In 2021, the government introduced the Manufacture and Build to Recover (MBRP) program to help the economy recover from the effects of Covid-19. Under this scheme, building materials are exempt from import tax and value added tax.

However, capital goods and raw materials used in the manufacture of textile clothing and footwear will be subject to a zero percent import duty instead of 10 percent or 25 percent.

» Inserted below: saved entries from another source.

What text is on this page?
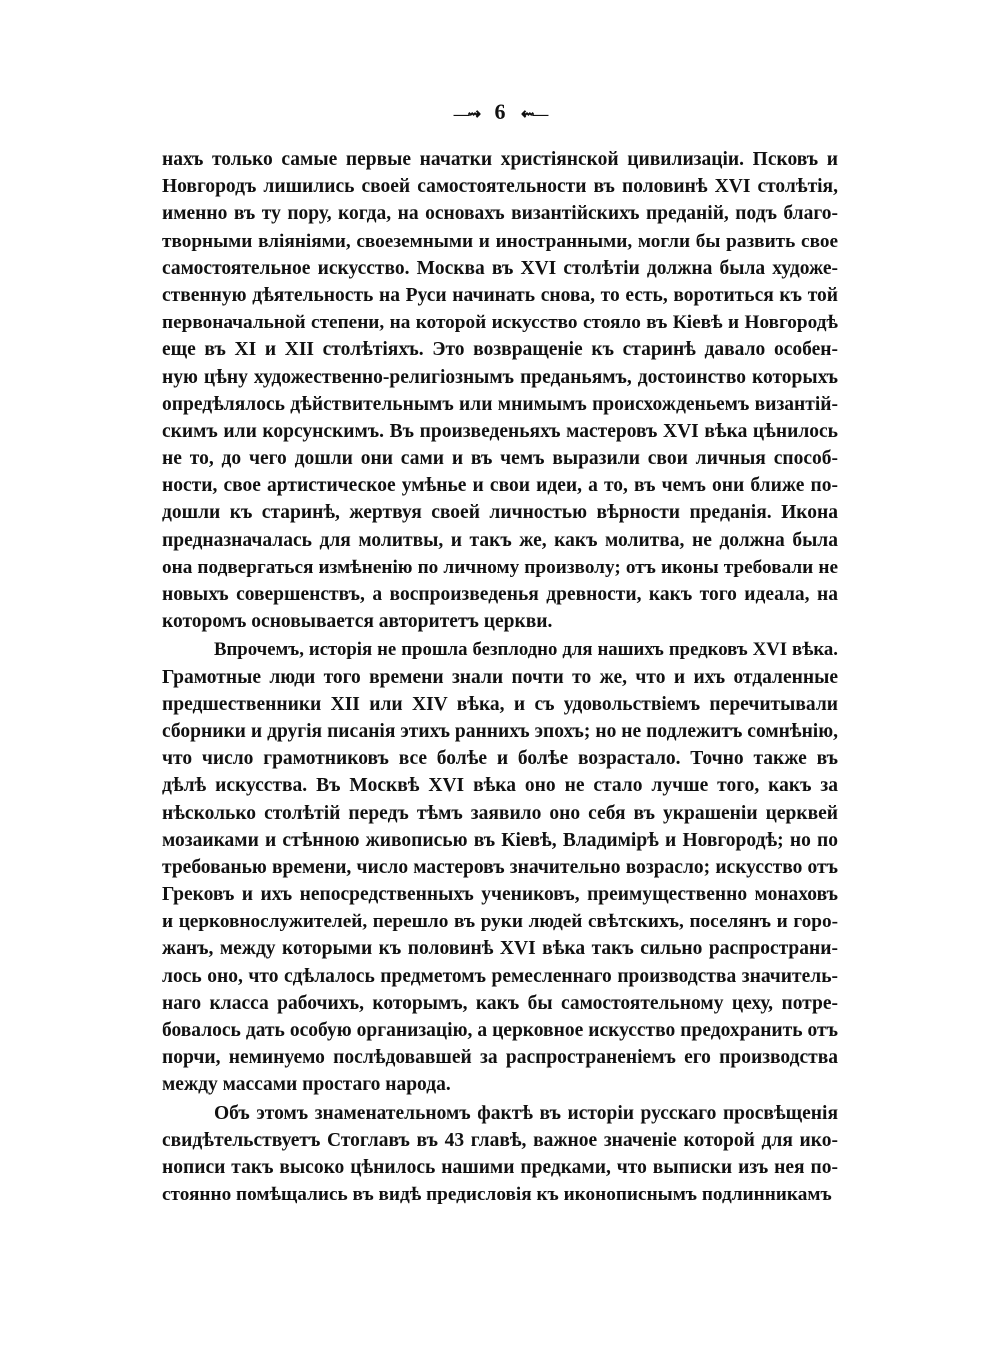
—⇝ 6 ⇜—
нахъ только самые первые начатки христіянской цивилизаціи. Псковъ и
Новгородъ лишились своей самостоятельности въ половинѣ XVI столѣтія,
именно въ ту пору, когда, на основахъ византійскихъ преданій, подъ благо-
творными вліяніями, своеземными и иностранными, могли бы развить свое
самостоятельное искусство. Москва въ XVI столѣтіи должна была художе-
ственную дѣятельность на Руси начинать снова, то есть, воротиться къ той
первоначальной степени, на которой искусство стояло въ Кіевѣ и Новгородѣ
еще въ XI и XII столѣтіяхъ. Это возвращеніе къ старинѣ давало особен-
ную цѣну художественно-религіознымъ преданьямъ, достоинство которыхъ
опредѣлялось дѣйствительнымъ или мнимымъ происхожденьемъ византій-
скимъ или корсунскимъ. Въ произведеньяхъ мастеровъ XVI вѣка цѣнилось
не то, до чего дошли они сами и въ чемъ выразили свои личныя способ-
ности, свое артистическое умѣнье и свои идеи, а то, въ чемъ они ближе по-
дошли къ старинѣ, жертвуя своей личностью вѣрности преданія. Икона
предназначалась для молитвы, и такъ же, какъ молитва, не должна была
она подвергаться измѣненію по личному произволу; отъ иконы требовали не
новыхъ совершенствъ, а воспроизведенья древности, какъ того идеала, на
которомъ основывается авторитетъ церкви.
Впрочемъ, исторія не прошла безплодно для нашихъ предковъ XVI вѣка.
Грамотные люди того времени знали почти то же, что и ихъ отдаленные
предшественники XII или XIV вѣка, и съ удовольствіемъ перечитывали
сборники и другія писанія этихъ раннихъ эпохъ; но не подлежитъ сомнѣнію,
что число грамотниковъ все болѣе и болѣе возрастало. Точно также въ
дѣлѣ искусства. Въ Москвѣ XVI вѣка оно не стало лучше того, какъ за
нѣсколько столѣтій передъ тѣмъ заявило оно себя въ украшеніи церквей
мозаиками и стѣнною живописью въ Кіевѣ, Владимірѣ и Новгородѣ; но по
требованью времени, число мастеровъ значительно возрасло; искусство отъ
Грековъ и ихъ непосредственныхъ учениковъ, преимущественно монаховъ
и церковнослужителей, перешло въ руки людей свѣтскихъ, поселянъ и горо-
жанъ, между которыми къ половинѣ XVI вѣка такъ сильно распространи-
лось оно, что сдѣлалось предметомъ ремесленнаго производства значитель-
наго класса рабочихъ, которымъ, какъ бы самостоятельному цеху, потре-
бовалось дать особую организацію, а церковное искусство предохранить отъ
порчи, неминуемо послѣдовавшей за распространеніемъ его производства
между массами простаго народа.
Объ этомъ знаменательномъ фактѣ въ исторіи русскаго просвѣщенія
свидѣтельствуетъ Стоглавъ въ 43 главѣ, важное значеніе которой для ико-
нописи такъ высоко цѣнилось нашими предками, что выписки изъ нея по-
стоянно помѣщались въ видѣ предисловія къ иконописнымъ подлинникамъ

Telecommunications equipment from the EAC is also exempt from payment of import tax.

In contrast, devices used for electronic transactions such as smart cards, point of sale, cash registers and cashless machines will pay a zero percent import duty.

With the new tax reforms under the EAC Customs Act, importers of products such as building materials, furniture, wine, beauty and makeup products from countries outside the EAC are required to pay more taxes according to the latest EAC directive.

EAC ministers in charge of trade and finance on May 5 adopted 35% as the fourth band of the region’s Common External Tariff (CET). The fourth band tariff lines include dairy and meat products, cereals, cotton and textiles, iron and steel, edible oils, beverages and spirits, furniture, leather goods, flowers freshly cut fruits and nuts, sugar and confectionery, coffee, tea and spices, textiles and clothing, headwear, ceramics and paints.

Implementation of the revised EAC CET started on 1 July.